Now, I believe that these malcontents could have expressed their displeasure with Toscanini’s unwillingness to bend in a more civil fashion than by—as one disgruntled musician reportedly did—setting off a small explosive behind the theater during a performance. Perhaps had they chosen to try to understand Toscanini’s musical philosophy and methodology more carefully, they may have grown to appreciate him more easily. But perhaps there is also something to be learned from these opera-goers.

Maybe, just maybe, the listening public today has grown too passive in its listening and appreciation of art music. We certainly don’t need to have people throwing bombs and making threats to musicians or conductors. But honestly, when was the last time art music had a good riot at a performance? When was the last time that the majority of art music enthusiasts could claim to care more about the content of what they were hearing rather than their status as so-called music connoisseurs?

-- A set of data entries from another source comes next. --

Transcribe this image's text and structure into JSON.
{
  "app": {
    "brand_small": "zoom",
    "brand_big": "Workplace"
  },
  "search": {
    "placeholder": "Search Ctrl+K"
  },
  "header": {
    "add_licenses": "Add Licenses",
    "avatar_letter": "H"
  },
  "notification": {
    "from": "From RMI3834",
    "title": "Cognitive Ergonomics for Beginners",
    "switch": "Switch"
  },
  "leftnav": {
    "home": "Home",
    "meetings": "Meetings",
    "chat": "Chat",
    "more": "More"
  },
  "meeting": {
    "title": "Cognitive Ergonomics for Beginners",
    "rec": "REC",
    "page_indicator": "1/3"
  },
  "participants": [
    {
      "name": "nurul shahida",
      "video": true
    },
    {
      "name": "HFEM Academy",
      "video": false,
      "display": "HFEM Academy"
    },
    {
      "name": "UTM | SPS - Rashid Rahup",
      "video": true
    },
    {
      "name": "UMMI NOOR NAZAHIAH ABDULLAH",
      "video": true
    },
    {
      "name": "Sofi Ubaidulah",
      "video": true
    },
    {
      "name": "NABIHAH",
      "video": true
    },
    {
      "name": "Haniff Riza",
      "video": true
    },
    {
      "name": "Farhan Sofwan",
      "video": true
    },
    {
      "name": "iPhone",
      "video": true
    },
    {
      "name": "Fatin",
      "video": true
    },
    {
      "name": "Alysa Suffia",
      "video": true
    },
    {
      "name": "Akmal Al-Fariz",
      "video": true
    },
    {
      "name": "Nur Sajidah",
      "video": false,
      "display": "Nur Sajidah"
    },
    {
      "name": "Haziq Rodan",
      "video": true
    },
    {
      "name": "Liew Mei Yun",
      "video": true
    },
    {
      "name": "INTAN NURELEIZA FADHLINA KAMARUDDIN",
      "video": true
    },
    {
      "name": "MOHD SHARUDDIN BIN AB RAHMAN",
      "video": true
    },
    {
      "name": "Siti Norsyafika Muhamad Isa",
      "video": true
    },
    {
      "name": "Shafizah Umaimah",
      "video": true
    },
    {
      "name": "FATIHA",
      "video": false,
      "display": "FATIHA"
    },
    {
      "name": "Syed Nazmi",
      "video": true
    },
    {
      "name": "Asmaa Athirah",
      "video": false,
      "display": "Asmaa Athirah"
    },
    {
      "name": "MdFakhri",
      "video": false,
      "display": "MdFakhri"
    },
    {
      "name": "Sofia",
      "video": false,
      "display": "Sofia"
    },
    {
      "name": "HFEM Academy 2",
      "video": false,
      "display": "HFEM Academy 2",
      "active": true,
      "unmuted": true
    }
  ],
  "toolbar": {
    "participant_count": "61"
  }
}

In one of my first columns, I spoke with excitement about how these days in art music, anything goes. I spoke of how we can now hear serialism intersect in a single musical work with anything from Romanticism to Rock and how invigorating such artistic freedom has the potential to be.But this passivity from listeners is the ugly other side of that coin. If we as listeners passively accept everything we hear, without honest thought about its content, sensibility and design, then we are not appreciating anything at all. Instead, we are letting it wash over us. Truly, if the conductor has her responsibilities, this should be the responsibility of the listener: to stay always actively involved with the music, to turn it over in the mind and continually rediscover it from new angles. And perhaps, every now and then, to riot in the face of an artistic travesty.